Wednesday, October 12, 2005

The Backlash Against Open Source has Started

I've recently been looking into Open Source Software. Whilst searching for blog entries on the subject, I came across this post.

It's worth a read. The basic gist of the argument made against open source is that open source developers are being exploited by unscrupulous Software Vendors. To stop 'exploitation' the author suggests that the government should step in and 'regulate'.

It may come as no surprise that the author is a Microsoft supporter.

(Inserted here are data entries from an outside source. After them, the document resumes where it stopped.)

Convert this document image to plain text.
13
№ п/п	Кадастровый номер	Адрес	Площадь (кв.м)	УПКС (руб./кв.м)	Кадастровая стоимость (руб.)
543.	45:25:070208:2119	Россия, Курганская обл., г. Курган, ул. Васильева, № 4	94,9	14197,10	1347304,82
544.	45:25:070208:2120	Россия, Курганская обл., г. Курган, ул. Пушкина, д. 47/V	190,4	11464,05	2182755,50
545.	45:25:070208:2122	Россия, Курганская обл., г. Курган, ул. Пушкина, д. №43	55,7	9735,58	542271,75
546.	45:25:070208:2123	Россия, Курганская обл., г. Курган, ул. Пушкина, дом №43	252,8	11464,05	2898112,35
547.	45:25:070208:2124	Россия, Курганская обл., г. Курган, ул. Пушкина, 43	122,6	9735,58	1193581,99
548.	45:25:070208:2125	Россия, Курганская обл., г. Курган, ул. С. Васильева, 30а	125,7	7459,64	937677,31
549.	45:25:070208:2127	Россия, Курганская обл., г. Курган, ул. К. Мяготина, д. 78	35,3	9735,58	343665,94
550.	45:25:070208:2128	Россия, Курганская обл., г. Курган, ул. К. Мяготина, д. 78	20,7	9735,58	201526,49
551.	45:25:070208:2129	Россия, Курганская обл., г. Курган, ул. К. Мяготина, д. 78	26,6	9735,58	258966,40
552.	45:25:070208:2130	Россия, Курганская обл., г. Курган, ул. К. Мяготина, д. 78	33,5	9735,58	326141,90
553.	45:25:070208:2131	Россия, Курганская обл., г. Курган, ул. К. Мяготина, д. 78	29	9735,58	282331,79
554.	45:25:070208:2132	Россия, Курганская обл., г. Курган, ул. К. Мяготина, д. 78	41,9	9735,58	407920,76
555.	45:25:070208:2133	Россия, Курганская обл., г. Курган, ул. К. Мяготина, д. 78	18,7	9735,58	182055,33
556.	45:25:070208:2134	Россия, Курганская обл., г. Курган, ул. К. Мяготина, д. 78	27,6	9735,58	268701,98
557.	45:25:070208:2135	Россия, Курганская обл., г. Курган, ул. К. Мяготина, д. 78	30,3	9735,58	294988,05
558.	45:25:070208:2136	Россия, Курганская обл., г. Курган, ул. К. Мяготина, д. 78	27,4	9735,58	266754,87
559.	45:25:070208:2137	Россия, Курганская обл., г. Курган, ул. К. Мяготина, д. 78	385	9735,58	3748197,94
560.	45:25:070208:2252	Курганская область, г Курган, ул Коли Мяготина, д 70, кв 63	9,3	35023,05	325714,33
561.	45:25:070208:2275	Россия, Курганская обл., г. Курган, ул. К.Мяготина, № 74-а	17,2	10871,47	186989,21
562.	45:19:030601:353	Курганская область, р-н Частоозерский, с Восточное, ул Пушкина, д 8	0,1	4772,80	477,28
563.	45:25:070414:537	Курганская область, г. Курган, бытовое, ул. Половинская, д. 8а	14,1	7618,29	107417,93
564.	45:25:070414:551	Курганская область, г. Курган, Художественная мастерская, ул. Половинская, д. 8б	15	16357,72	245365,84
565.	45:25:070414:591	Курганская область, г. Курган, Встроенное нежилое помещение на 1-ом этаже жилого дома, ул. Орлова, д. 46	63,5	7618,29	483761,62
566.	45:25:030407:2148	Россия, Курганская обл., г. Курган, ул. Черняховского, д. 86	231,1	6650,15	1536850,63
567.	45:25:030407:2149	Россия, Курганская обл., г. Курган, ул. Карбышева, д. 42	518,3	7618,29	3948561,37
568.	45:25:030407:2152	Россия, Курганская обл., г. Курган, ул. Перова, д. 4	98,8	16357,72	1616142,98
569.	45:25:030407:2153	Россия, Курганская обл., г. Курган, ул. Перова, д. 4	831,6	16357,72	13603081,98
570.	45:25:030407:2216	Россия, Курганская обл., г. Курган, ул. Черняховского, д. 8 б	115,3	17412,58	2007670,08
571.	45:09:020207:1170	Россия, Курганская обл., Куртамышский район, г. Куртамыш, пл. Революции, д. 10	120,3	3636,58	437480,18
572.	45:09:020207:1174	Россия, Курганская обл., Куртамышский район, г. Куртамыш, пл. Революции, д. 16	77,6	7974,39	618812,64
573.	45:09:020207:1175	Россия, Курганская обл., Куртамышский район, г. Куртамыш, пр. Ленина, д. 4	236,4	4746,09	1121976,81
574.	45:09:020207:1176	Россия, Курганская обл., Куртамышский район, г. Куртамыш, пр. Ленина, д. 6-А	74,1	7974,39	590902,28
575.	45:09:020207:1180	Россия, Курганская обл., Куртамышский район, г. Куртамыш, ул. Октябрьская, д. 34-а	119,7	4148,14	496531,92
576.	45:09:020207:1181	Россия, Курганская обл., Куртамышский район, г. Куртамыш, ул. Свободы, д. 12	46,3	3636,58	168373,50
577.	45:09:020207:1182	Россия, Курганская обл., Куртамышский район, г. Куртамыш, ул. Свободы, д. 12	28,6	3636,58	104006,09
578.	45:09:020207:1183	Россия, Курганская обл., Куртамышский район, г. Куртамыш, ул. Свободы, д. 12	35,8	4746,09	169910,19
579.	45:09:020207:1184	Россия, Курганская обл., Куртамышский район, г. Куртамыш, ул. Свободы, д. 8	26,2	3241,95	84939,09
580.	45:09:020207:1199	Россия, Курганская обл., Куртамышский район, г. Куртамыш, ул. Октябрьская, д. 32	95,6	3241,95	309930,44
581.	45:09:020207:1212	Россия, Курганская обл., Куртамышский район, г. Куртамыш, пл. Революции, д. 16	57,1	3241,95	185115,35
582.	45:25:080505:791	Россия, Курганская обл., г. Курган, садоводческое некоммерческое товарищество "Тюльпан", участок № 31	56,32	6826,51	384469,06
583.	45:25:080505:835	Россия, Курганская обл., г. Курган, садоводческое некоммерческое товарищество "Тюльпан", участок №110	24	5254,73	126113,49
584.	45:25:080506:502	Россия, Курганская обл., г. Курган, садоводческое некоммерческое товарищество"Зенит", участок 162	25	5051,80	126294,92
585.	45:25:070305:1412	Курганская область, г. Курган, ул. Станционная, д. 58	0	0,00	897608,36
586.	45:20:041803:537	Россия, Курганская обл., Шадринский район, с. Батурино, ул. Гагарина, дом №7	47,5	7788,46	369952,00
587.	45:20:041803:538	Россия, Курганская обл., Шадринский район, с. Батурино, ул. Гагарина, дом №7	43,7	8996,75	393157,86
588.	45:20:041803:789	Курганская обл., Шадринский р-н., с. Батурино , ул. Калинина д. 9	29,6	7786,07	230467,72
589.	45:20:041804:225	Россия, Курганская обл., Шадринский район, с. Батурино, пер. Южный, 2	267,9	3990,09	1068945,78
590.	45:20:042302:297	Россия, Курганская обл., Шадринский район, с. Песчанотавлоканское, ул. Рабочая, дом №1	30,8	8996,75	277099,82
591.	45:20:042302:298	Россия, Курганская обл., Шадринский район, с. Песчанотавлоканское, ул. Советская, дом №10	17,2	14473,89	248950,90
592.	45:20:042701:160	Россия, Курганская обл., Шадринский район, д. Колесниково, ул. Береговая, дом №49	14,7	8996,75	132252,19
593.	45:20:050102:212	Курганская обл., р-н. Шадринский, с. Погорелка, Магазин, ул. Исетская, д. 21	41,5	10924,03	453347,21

If anyone out there comes across other interesting blogs/articles on Open Source please let me know.


Dave said...

You just rediscovered the #1 reason for the GNU General Public License. It's a "share and share alike" license that forces everyone to give back freely just as they have received. That way, if companies want to add to the program and make it a product, they are free to do so but they must share the source code to their modifications so that it can be included in the main distribution if the original author wants to do so.

Naturally, companies don't like this.

So the choice for open-source programmers has become:

1) work on GPL'd software and it will never be used by most people unless you manage to hit the big time with it (ie: Linux).

2) use the Eclipse Public License, Berkley, MIT, or any of several other licenses that do not require reciprocal sharing, but make money off of the reputation you develop.

In my experience, #2 is much easier.

So the logic of the other blog was flawed in that it said that the programmer in position #2 will never get any money for his work. While strictly, she is never guaranteed to a penny for that one project, in practice, these same big vendors are very quick to hire good open-source developers and pay them to work on their open-source software. Alternatively, if the developer is good enough, they can become a consultant specializing in custom solutions based on the ecosystem that develops around their open-source solution and make some very good money that way.

Dave said...

See also my blog where I elaborate a bit further:

Paul said...

Thanx for the link Dave, very illuminating.